依頼件数と霊媒師の数が合ってないから、休む間もなく伺ったって、それでも数日から数週間はお待たせしてるというのに。
「ありがとうございます。今回篠原様を担当致しますのは、私___小野坂と、こちら岡村となります。お待ち頂いている間もご不安だったと存じます。そのご不安を取り除くべく、私共は全力で取り組む所存でございますので、どうぞご安心ください。それでは早速ではございますが、怪現象について幾つかお伺いさせて頂きます。まず一つ目は……」
水渦さんがヒアリングを開始した。
申し込み時に一通りは聞いてるけど、今回みたいに訪問までに時間がかかっている場合、依頼者が後から何かを思い出す事もある。
そういえばあんな事があった、こんな事もあった……と、些細な事でもそれは大事な情報だ。

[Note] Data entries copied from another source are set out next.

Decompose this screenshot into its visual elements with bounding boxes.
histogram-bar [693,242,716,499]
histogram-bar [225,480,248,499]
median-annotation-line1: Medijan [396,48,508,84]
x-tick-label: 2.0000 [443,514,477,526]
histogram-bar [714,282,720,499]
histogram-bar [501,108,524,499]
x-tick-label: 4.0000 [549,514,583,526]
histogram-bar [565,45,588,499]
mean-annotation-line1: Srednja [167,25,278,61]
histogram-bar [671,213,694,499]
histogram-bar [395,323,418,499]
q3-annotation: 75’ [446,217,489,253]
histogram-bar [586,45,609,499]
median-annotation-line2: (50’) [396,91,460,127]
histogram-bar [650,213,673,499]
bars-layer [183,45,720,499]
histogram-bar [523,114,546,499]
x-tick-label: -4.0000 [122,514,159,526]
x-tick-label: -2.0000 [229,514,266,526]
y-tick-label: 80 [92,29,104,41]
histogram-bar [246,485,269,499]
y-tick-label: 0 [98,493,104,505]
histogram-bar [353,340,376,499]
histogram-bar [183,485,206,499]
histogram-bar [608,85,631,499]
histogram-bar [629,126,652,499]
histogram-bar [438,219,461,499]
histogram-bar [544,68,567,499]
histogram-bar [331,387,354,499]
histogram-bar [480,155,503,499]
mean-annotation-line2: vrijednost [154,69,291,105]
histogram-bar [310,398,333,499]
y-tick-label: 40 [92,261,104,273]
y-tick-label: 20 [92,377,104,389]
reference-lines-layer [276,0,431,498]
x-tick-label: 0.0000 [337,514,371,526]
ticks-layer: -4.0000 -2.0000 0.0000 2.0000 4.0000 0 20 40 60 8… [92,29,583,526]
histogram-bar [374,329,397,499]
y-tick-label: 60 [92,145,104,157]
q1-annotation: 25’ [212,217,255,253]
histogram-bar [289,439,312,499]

もしかしたら、それが現場で役に立つかもしれないのだ。
聞いた話は申し込みの内容とほとんど同じだった。
追加の情報はなく、だがしかし、少し気になる事を話してくださった。
それは、ご就寝時に半透明の人のようなモノに首を絞められた時の話なのだが、首の絞め方がおかしかったとの仰るのだ。
「……そうなんです。普通はこう……両手で首を押さえつけるように絞めますよね。それが……何て言ったらいいんだろう? ギューッと押さえるんじゃなく、小刻みなんです。……グッグッグッグッって……ああ、そうだ。心臓マッサージに似てるかな。馬乗りに乗っかって、両手でグッグッグッグッって、力を込めたり緩めたりの繰り返しです」
心臓マッサージに似てる?
ふぅん……そうなんだ……それってなんだろ、なにか意味のある事なのかな……それとも深い意味はないのかな……頭に疑問を浮かべつつ、水渦さんを盗み見る、……と、なにやら大きく頷いている。
もしかして、有益な情報なのだろうか。